All of this would have no interest for this reviewer, except for the references to the years of torture and repression. An episode of Mario's movie is a dance representing soldiers rounding up prisoners and the torture of a woman; after a viewing of it, the mafioso and the other producers object that the public doesn't want to see depressing stuff, Argentines would rather forget. Mario is bravely adamant: he replies by quoting Borges. At one point he shows some of Goya's dark images. At another, he's lying in bed, having a post-coital talk with Elena, both worried about what the violent mafioso might inflict on them; Mario says that, having spent the worst years in Europe, he returned to find that all his friends had been murdered. Elena replies that they should forget the horror and concentrate on their love; Mario, however, insists that they should remember, for the sake of their identity.
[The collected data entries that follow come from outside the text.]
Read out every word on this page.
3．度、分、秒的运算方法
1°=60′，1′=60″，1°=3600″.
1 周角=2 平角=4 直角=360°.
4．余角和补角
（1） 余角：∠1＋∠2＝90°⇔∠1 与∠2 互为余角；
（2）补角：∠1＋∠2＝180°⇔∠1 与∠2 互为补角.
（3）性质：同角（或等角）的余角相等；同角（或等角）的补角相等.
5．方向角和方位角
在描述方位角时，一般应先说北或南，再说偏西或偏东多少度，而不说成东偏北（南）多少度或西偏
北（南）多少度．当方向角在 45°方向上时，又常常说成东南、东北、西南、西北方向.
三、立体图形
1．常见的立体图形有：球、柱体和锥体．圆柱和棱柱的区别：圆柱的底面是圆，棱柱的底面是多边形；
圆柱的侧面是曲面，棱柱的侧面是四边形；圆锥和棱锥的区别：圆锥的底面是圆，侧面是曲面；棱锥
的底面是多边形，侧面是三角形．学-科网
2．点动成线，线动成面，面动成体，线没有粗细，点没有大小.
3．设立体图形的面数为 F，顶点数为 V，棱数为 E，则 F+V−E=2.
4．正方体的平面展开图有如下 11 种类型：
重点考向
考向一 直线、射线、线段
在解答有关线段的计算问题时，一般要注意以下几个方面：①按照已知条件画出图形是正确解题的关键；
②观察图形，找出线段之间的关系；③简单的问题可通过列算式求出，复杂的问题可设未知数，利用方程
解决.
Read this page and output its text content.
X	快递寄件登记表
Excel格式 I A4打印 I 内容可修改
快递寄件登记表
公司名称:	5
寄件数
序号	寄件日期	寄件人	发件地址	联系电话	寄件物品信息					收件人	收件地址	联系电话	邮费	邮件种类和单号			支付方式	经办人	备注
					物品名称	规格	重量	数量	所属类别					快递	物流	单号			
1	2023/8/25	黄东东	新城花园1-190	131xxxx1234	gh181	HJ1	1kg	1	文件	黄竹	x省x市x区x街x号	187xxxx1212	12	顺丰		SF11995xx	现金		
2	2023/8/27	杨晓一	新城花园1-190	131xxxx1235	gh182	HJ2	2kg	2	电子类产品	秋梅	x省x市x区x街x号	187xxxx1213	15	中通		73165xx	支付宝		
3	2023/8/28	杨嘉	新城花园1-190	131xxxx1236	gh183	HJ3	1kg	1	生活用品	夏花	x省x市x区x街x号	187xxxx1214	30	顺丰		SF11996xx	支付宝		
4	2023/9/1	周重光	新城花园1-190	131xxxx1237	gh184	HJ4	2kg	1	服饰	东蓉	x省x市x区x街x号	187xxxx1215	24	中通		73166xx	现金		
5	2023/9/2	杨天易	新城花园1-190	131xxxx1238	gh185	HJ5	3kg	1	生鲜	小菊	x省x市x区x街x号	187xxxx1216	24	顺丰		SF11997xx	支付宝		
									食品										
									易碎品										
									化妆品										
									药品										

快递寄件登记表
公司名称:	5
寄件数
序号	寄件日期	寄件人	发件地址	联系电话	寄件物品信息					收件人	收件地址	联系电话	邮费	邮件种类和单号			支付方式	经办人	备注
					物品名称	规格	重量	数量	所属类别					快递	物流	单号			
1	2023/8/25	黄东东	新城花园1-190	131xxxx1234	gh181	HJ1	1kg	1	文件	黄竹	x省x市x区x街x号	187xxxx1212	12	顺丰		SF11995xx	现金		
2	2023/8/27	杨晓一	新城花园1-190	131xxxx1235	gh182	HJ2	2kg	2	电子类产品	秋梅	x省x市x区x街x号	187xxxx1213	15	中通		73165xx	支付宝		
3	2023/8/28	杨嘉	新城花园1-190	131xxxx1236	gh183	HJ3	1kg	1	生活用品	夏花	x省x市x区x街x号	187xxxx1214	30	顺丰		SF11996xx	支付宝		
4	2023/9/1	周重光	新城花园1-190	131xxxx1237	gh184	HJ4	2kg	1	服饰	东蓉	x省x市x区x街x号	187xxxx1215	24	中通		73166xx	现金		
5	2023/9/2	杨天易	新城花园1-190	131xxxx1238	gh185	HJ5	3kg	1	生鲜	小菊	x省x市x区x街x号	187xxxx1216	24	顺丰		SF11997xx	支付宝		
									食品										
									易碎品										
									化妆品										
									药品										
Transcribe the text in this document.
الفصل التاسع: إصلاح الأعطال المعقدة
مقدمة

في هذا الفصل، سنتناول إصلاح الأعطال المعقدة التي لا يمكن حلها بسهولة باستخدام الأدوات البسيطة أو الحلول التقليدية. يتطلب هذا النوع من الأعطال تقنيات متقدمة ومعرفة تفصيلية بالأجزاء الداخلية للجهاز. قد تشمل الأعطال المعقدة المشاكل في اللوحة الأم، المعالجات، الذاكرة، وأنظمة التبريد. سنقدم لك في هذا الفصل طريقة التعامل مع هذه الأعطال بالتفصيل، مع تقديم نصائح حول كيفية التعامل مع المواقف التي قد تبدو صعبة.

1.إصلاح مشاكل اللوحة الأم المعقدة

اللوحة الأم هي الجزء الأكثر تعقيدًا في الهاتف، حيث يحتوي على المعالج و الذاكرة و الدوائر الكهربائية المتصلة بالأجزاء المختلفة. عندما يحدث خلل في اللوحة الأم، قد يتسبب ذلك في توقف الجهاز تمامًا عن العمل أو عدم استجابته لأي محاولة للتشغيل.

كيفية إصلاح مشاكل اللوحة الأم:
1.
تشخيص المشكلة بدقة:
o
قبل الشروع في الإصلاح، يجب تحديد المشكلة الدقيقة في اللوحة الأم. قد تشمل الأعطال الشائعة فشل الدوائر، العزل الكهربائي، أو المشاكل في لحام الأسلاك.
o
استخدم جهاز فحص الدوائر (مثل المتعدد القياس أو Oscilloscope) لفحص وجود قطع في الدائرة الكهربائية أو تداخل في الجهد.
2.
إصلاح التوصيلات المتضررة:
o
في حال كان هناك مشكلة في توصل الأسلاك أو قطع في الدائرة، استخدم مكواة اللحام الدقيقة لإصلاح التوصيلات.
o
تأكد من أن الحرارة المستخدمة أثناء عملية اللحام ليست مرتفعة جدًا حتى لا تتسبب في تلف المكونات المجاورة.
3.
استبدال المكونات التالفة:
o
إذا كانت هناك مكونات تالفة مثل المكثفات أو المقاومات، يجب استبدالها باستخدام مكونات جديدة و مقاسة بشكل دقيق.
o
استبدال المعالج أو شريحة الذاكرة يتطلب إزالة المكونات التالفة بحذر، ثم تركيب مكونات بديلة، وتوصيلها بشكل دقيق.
The torture dance, to tango music of course, is not moving; Mario never sounds authentic and never mouths anything but commonplaces; I didn't feel, however, that there was anything terribly wrong up to that point. Inept maybe, but not demeaning.
 
 

The turn comes when the mafioso finds out that Elena has left him; he entreats, he begs, then he threatens. When Elena refuses him with the same words Mario's first lover used at the beginning of the movie, we know something is wrong. Both women are actresses in Mario's movie; in the end, the violent mafioso declares that he's neither violent nor mafioso: he, too, has been playing a role. Ah, now smart Aleck understands the meaning of those mirrors all over the set: everything is a play of reflections, everything's a mirage. Or, as Mario himself says, "Siempre las mismas pavadas" (the same nonsense, over and over again.) All along, the makers of this movie knew that the plot was ridiculously trite, merely a flimsy excuse for a tango dance spectacle for export; now we see they were being self-reflectively ironic. As smart Aleck will put it: "This film is post-modern, didn't you realize?"
 
 

The Argentine intelligentsia seems to go in a big way for this kind of thing, where signs are only meant as comments upon signs, their referents always postponed, the presence of those referents consistently denied, and truth ever pushed away from poor Tantalus. I guess this "post-modernism" tickles or flatters their intelligence, convinced of its own sharpness but unused or unable to bite on anything substantial. I wonder if Argentines realize what this film does to the memory of their horror, which cannot avoid being undercut, ironized, evaporated into a mirage along with all the rest.
 
 

This brings me to the moral of this fable, which is that, each in its own way, all arts and all genres can -- conceivably -- represent the sacred, present it to our reverence. Comedy, farce, dance, te-deum or tango, even idyll and pastoral -- all of them, except for the "post-modern" exercise. This is not because "Tango" is a failure; the reason is essential. The essence of "post-modernism" is to deny the possibility of presence; the essence of the experience of the sacred is to impress, to force upon us the reality of presence. There are those who maintain we would be better off without it, but that's another story.